On Thu, Jul 31, 2008 at 11:10 PM, Daniel Friesen dan_the_man@telus.net wrote:
We're escaping for content, not escaping for attributes (attribute escaping should be handled by different code). So does anyone remember the parameters of htmlspecialchars? http://ca.php.net/htmlspecialchars
string **htmlspecialchars** ( string $string [, int $quote_style [, string $charset [, bool $double_encode ]]] ) ($charset since 4.1.0; $double_encode since 5.2.3)
You know that you can use: $text = htmlspecialchars( $text, ENT_NOQUOTES );
And the quotes won't be encoded.
Yes, but something like
html > body { color: red; }
will still break. You miss the point, I think. *Nothing* should be encoded inside <script> or <style>, if you want to remain compatible with HTML.
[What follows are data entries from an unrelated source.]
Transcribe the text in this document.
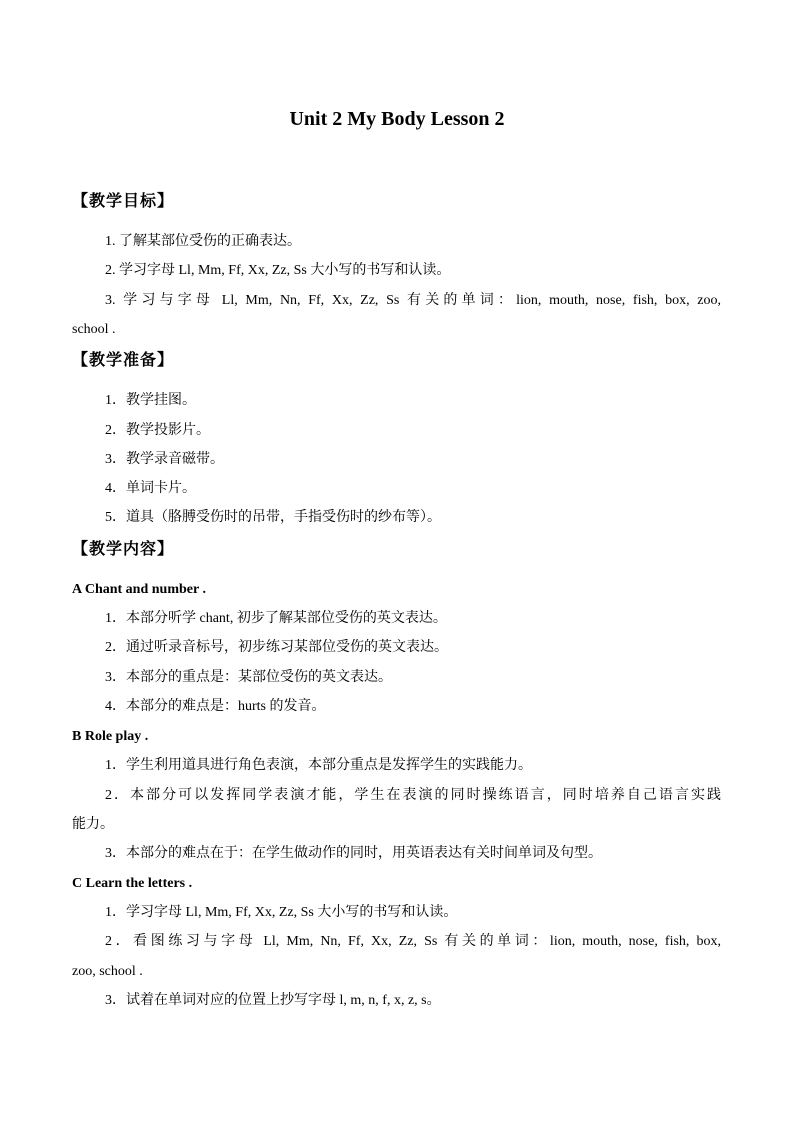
Unit 2 My Body Lesson 2
【教学目标】
1. 了解某部位受伤的正确表达。
2. 学习字母 Ll, Mm, Ff, Xx, Zz, Ss 大小写的书写和认读。
3. 学习与字母 Ll, Mm, Nn, Ff, Xx, Zz, Ss 有关的单词：lion, mouth, nose, fish, box, zoo,
school .
【教学准备】
1．教学挂图。
2．教学投影片。
3．教学录音磁带。
4．单词卡片。
5．道具（胳膊受伤时的吊带，手指受伤时的纱布等）。
【教学内容】
A Chant and number .
1．本部分听学 chant, 初步了解某部位受伤的英文表达。
2．通过听录音标号，初步练习某部位受伤的英文表达。
3．本部分的重点是：某部位受伤的英文表达。
4．本部分的难点是：hurts 的发音。
B Role play .
1．学生利用道具进行角色表演，本部分重点是发挥学生的实践能力。
2．本部分可以发挥同学表演才能，学生在表演的同时操练语言，同时培养自己语言实践
能力。
3．本部分的难点在于：在学生做动作的同时，用英语表达有关时间单词及句型。
C Learn the letters .
1．学习字母 Ll, Mm, Ff, Xx, Zz, Ss 大小写的书写和认读。
2．看图练习与字母 Ll, Mm, Nn, Ff, Xx, Zz, Ss 有关的单词：lion, mouth, nose, fish, box,
zoo, school .
3．试着在单词对应的位置上抄写字母 l, m, n, f, x, z, s。
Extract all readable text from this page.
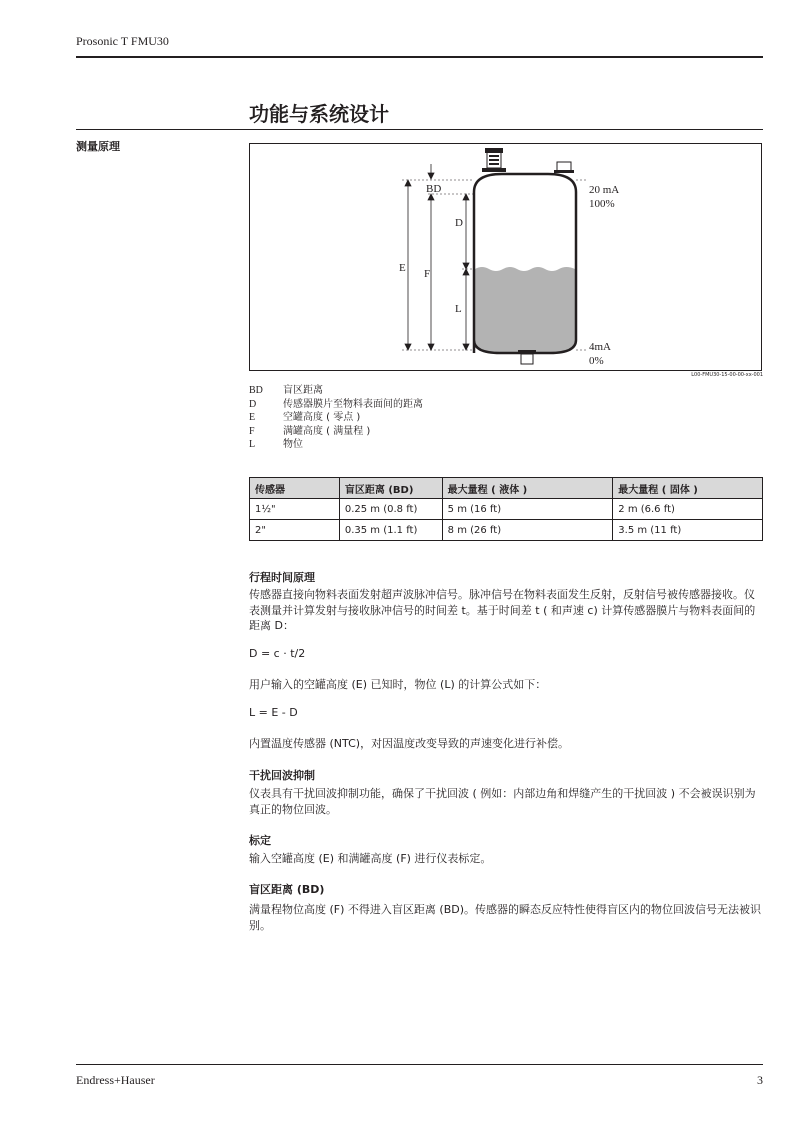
Prosonic T FMU30
功能与系统设计
测量原理
BD
D
E F
L
20 mA
100%
4mA
0%
L00-FMU30-15-00-00-xx-001
BD	盲区距离
D	传感器膜片至物料表面间的距离
E	空罐高度 ( 零点 )
F	满罐高度 ( 满量程 )
L	物位
传感器	盲区距离 (BD)	最大量程 ( 液体 )	最大量程 ( 固体 )
1½"	0.25 m (0.8 ft)	5 m (16 ft)	2 m (6.6 ft)
2"	0.35 m (1.1 ft)	8 m (26 ft)	3.5 m (11 ft)
行程时间原理
传感器直接向物料表面发射超声波脉冲信号。脉冲信号在物料表面发生反射，反射信号被传感器接收。仪表测量并计算发射与接收脉冲信号的时间差 t。基于时间差 t ( 和声速 c) 计算传感器膜片与物料表面间的距离 D：
D = c · t/2
用户输入的空罐高度 (E) 已知时，物位 (L) 的计算公式如下：
L = E - D
内置温度传感器 (NTC)，对因温度改变导致的声速变化进行补偿。
干扰回波抑制
仪表具有干扰回波抑制功能，确保了干扰回波 ( 例如：内部边角和焊缝产生的干扰回波 ) 不会被误识别为真正的物位回波。
标定
输入空罐高度 (E) 和满罐高度 (F) 进行仪表标定。
盲区距离 (BD)
满量程物位高度 (F) 不得进入盲区距离 (BD)。传感器的瞬态反应特性使得盲区内的物位回波信号无法被识别。
Endress+Hauser	3
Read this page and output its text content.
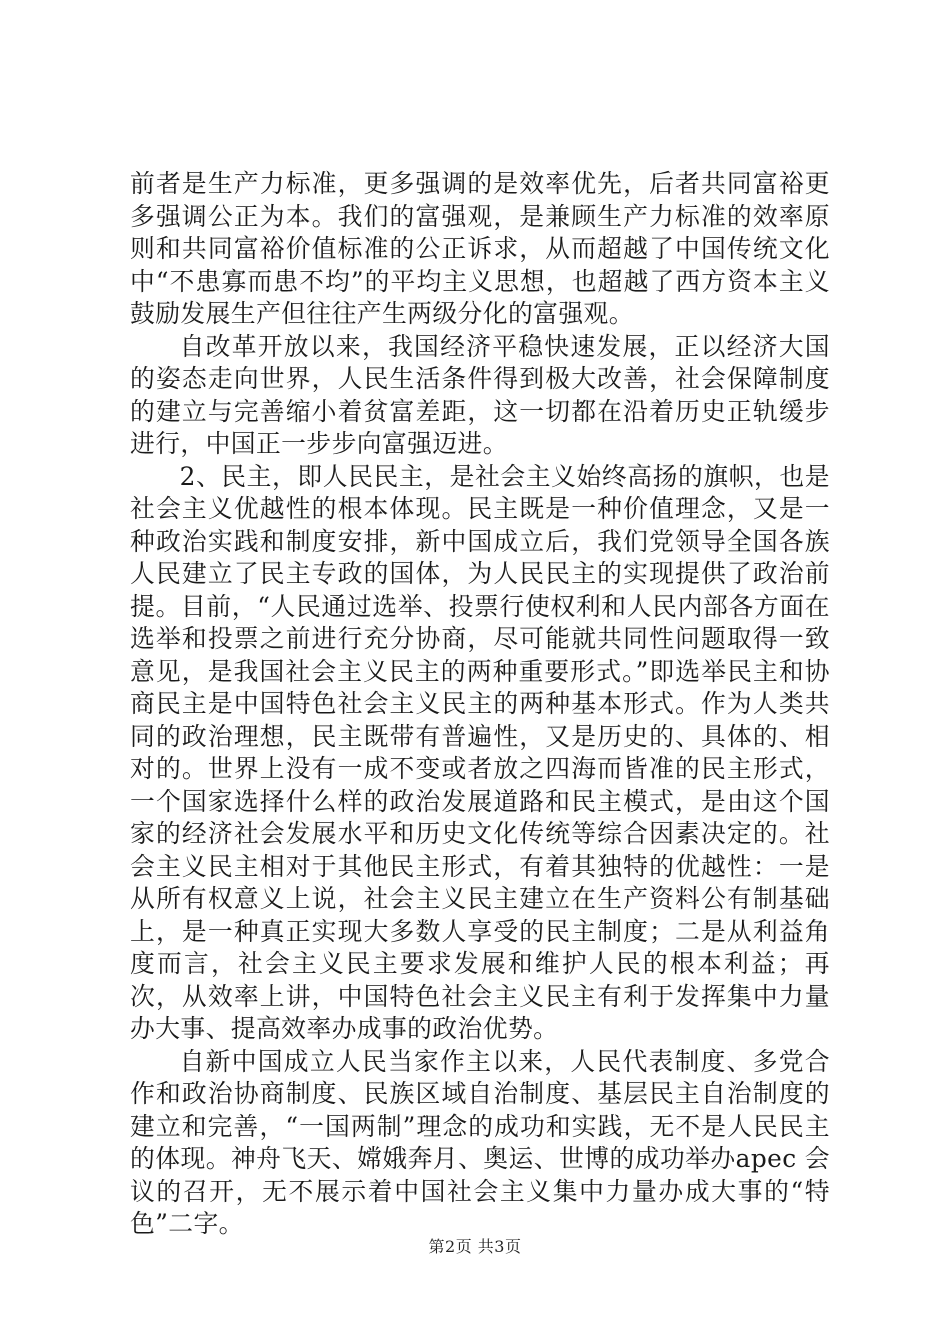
前者是生产力标准，更多强调的是效率优先，后者共同富裕更多强调公正为本。我们的富强观，是兼顾生产力标准的效率原则和共同富裕价值标准的公正诉求，从而超越了中国传统文化中“不患寡而患不均”的平均主义思想，也超越了西方资本主义鼓励发展生产但往往产生两级分化的富强观。

自改革开放以来，我国经济平稳快速发展，正以经济大国的姿态走向世界，人民生活条件得到极大改善，社会保障制度的建立与完善缩小着贫富差距，这一切都在沿着历史正轨缓步进行，中国正一步步向富强迈进。

2、民主，即人民民主，是社会主义始终高扬的旗帜，也是社会主义优越性的根本体现。民主既是一种价值理念，又是一种政治实践和制度安排，新中国成立后，我们党领导全国各族人民建立了民主专政的国体，为人民民主的实现提供了政治前提。目前，“人民通过选举、投票行使权利和人民内部各方面在选举和投票之前进行充分协商，尽可能就共同性问题取得一致意见，是我国社会主义民主的两种重要形式。”即选举民主和协商民主是中国特色社会主义民主的两种基本形式。作为人类共同的政治理想，民主既带有普遍性，又是历史的、具体的、相对的。世界上没有一成不变或者放之四海而皆准的民主形式，一个国家选择什么样的政治发展道路和民主模式，是由这个国家的经济社会发展水平和历史文化传统等综合因素决定的。社会主义民主相对于其他民主形式，有着其独特的优越性：一是从所有权意义上说，社会主义民主建立在生产资料公有制基础上，是一种真正实现大多数人享受的民主制度；二是从利益角度而言，社会主义民主要求发展和维护人民的根本利益；再次，从效率上讲，中国特色社会主义民主有利于发挥集中力量办大事、提高效率办成事的政治优势。

自新中国成立人民当家作主以来，人民代表制度、多党合作和政治协商制度、民族区域自治制度、基层民主自治制度的建立和完善，“一国两制”理念的成功和实践，无不是人民民主的体现。神舟飞天、嫦娥奔月、奥运、世博的成功举办apec 会议的召开，无不展示着中国社会主义集中力量办成大事的“特色”二字。

第2页 共3页
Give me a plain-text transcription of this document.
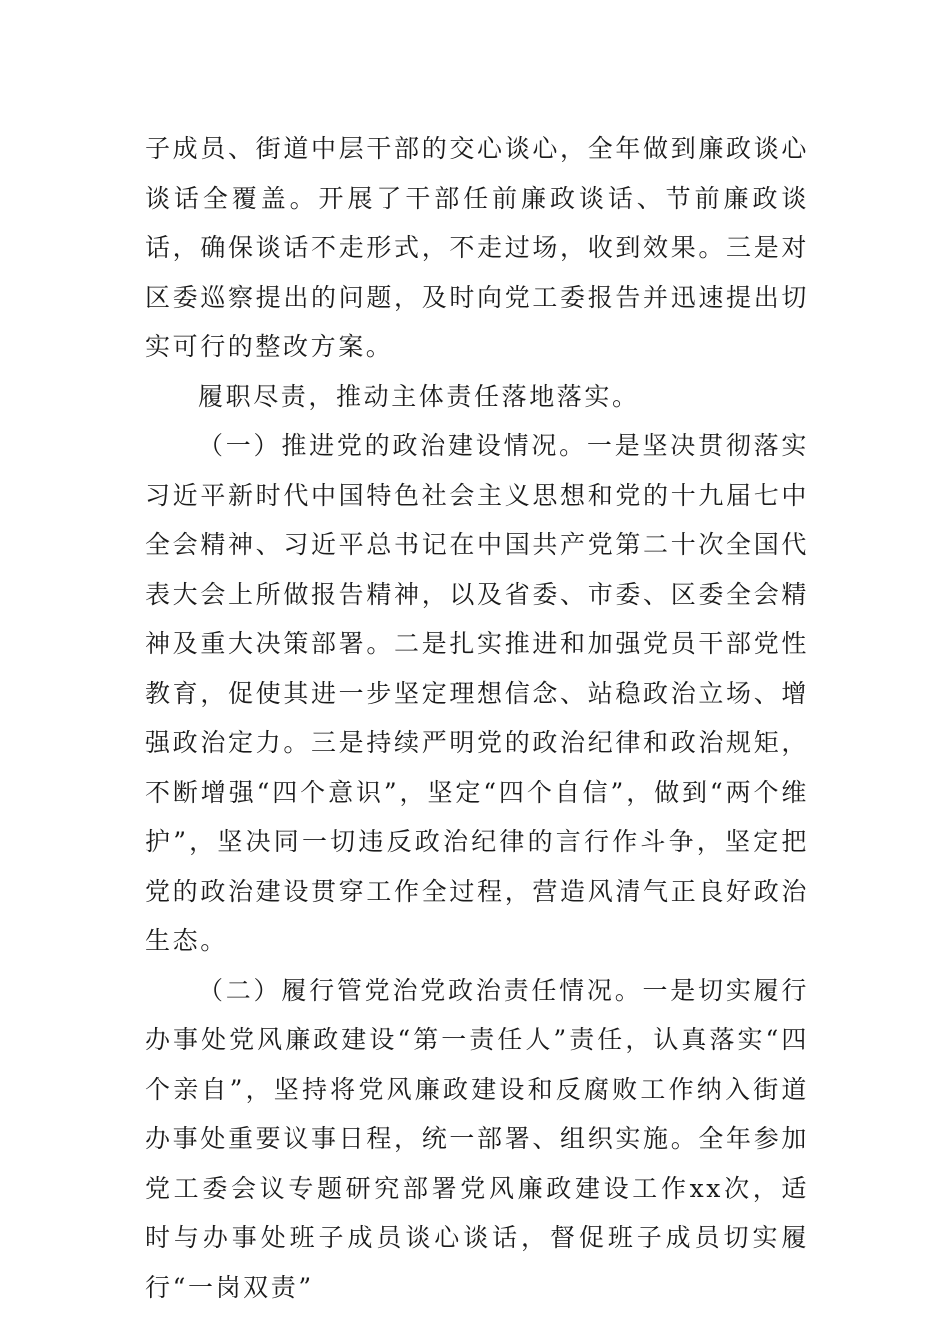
子成员、街道中层干部的交心谈心，全年做到廉政谈心谈话全覆盖。开展了干部任前廉政谈话、节前廉政谈话，确保谈话不走形式，不走过场，收到效果。三是对区委巡察提出的问题，及时向党工委报告并迅速提出切实可行的整改方案。

履职尽责，推动主体责任落地落实。

（一）推进党的政治建设情况。一是坚决贯彻落实习近平新时代中国特色社会主义思想和党的十九届七中全会精神、习近平总书记在中国共产党第二十次全国代表大会上所做报告精神，以及省委、市委、区委全会精神及重大决策部署。二是扎实推进和加强党员干部党性教育，促使其进一步坚定理想信念、站稳政治立场、增强政治定力。三是持续严明党的政治纪律和政治规矩，不断增强“四个意识”，坚定“四个自信”，做到“两个维护”，坚决同一切违反政治纪律的言行作斗争，坚定把党的政治建设贯穿工作全过程，营造风清气正良好政治生态。

（二）履行管党治党政治责任情况。一是切实履行办事处党风廉政建设“第一责任人”责任，认真落实“四个亲自”，坚持将党风廉政建设和反腐败工作纳入街道办事处重要议事日程，统一部署、组织实施。全年参加党工委会议专题研究部署党风廉政建设工作xx次，适时与办事处班子成员谈心谈话，督促班子成员切实履行“一岗双责”
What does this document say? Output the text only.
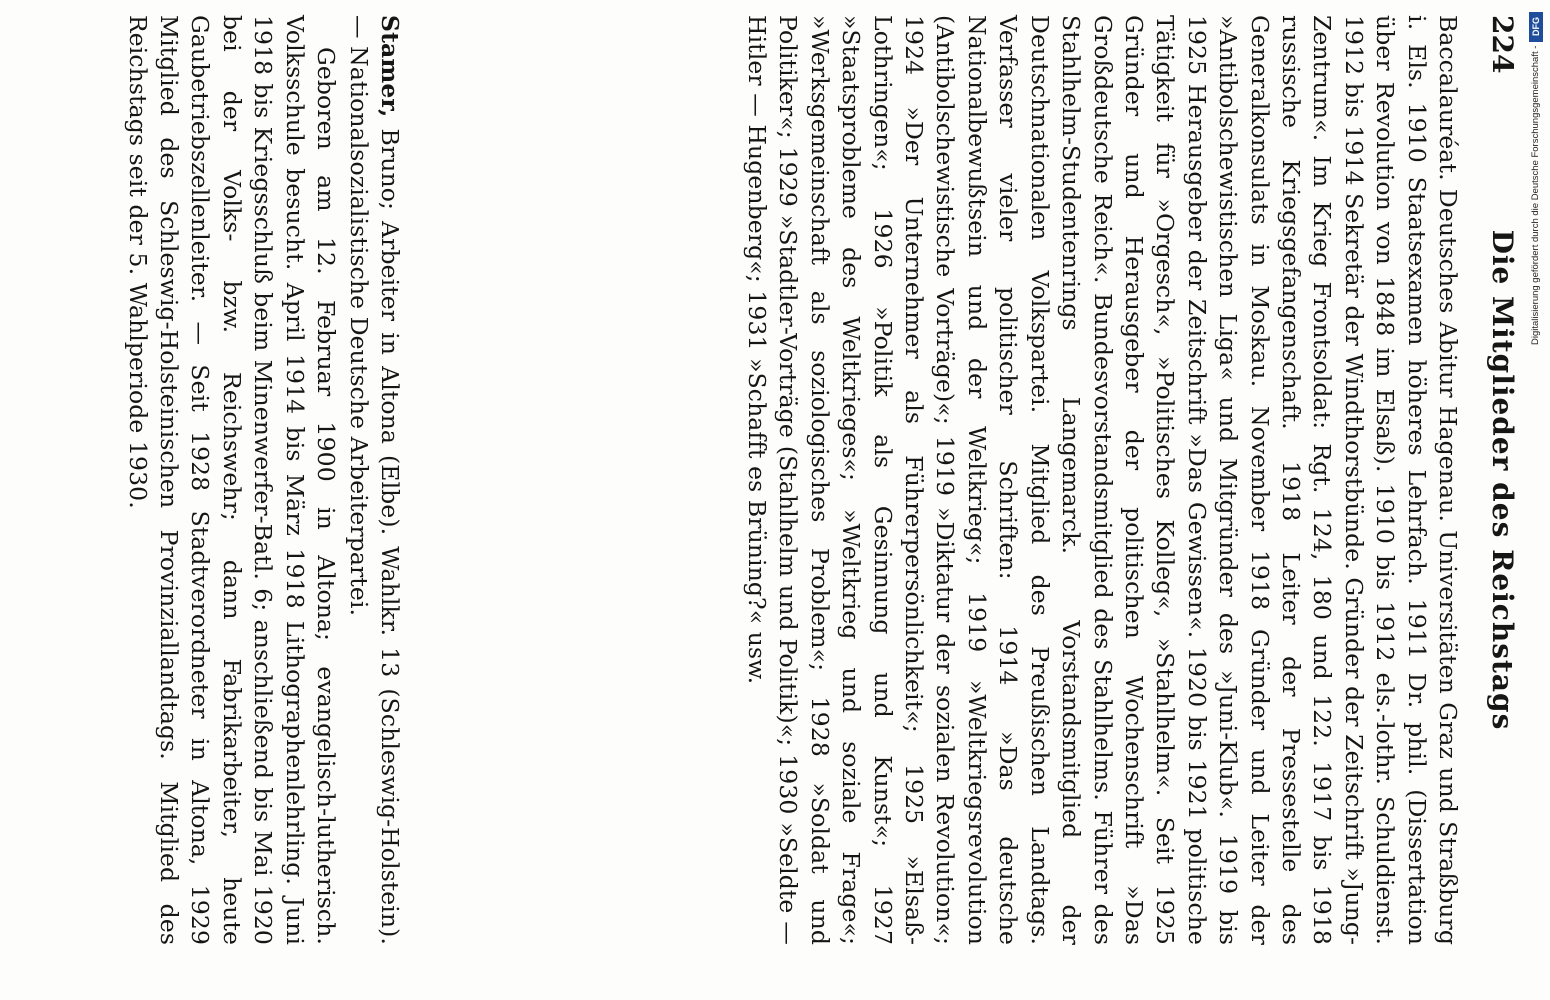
224
Die Mitglieder des Reichstags

Baccalauréat. Deutsches Abitur Hagenau. Universitäten Graz und Straßburg i. Els. 1910 Staatsexamen höheres Lehrfach. 1911 Dr. phil. (Dissertation über Revolution von 1848 im Elsaß). 1910 bis 1912 els.-lothr. Schuldienst. 1912 bis 1914 Sekretär der Windthorstbünde. Gründer der Zeitschrift »Jung-Zentrum«. Im Krieg Frontsoldat: Rgt. 124, 180 und 122. 1917 bis 1918 russische Kriegsgefangenschaft. 1918 Leiter der Pressestelle des Generalkonsulats in Moskau. November 1918 Gründer und Leiter der »Antibolschewistischen Liga« und Mitgründer des »Juni-Klub«. 1919 bis 1925 Herausgeber der Zeitschrift »Das Gewissen«. 1920 bis 1921 politische Tätigkeit für »Orgesch«, »Politisches Kolleg«, »Stahlhelm«. Seit 1925 Gründer und Herausgeber der politischen Wochenschrift »Das Großdeutsche Reich«. Bundesvorstandsmitglied des Stahlhelms. Führer des Stahlhelm-Studentenrings Langemarck. Vorstandsmitglied der Deutschnationalen Volkspartei. Mitglied des Preußischen Landtags. Verfasser vieler politischer Schriften: 1914 »Das deutsche Nationalbewußtsein und der Weltkrieg«; 1919 »Weltkriegsrevolution (Antibolschewistische Vorträge)«; 1919 »Diktatur der sozialen Revolution«; 1924 »Der Unternehmer als Führerpersönlichkeit«; 1925 »Elsaß-Lothringen«; 1926 »Politik als Gesinnung und Kunst«; 1927 »Staatsprobleme des Weltkrieges«; »Weltkrieg und soziale Frage«; »Werksgemeinschaft als soziologisches Problem«; 1928 »Soldat und Politiker«; 1929 »Stadtler-Vorträge (Stahlhelm und Politik)«; 1930 »Seldte — Hitler — Hugenberg«; 1931 »Schafft es Brüning?« usw.

Stamer, Bruno; Arbeiter in Altona (Elbe). Wahlkr. 13 (Schleswig-Holstein). — Nationalsozialistische Deutsche Arbeiterpartei.

Geboren am 12. Februar 1900 in Altona; evangelisch-lutherisch. Volksschule besucht. April 1914 bis März 1918 Lithographenlehrling. Juni 1918 bis Kriegsschluß beim Minenwerfer-Batl. 6; anschließend bis Mai 1920 bei der Volks- bzw. Reichswehr; dann Fabrikarbeiter, heute Gaubetriebszellenleiter. — Seit 1928 Stadtverordneter in Altona, 1929 Mitglied des Schleswig-Holsteinischen Provinziallandtags. Mitglied des Reichstags seit der 5. Wahlperiode 1930.	DFG
Digitalisierung gefördert durch die Deutsche Forschungsgemeinschaft -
Though personally... When I make a sanitizer I go for what it's meant to do. Thing like my cleanHtml are meant to make things safe, not escaping of things.
They're meant to make things not just safe but valid. This requires escaping everything that has a special meaning.
So on that, my sanitizers only convert < and > into < and > they don't do any other encoding, and they don't double encode the entities for <>. Cause the point is to make the syntax so that it won't be considered evil html. And only <> needs to be escaped for that purpose.
Quotes also need to be escaped if there's any possibility you'd be in an attribute. And & must always be escaped for normal HTML output if you want to ensure validity, which we do.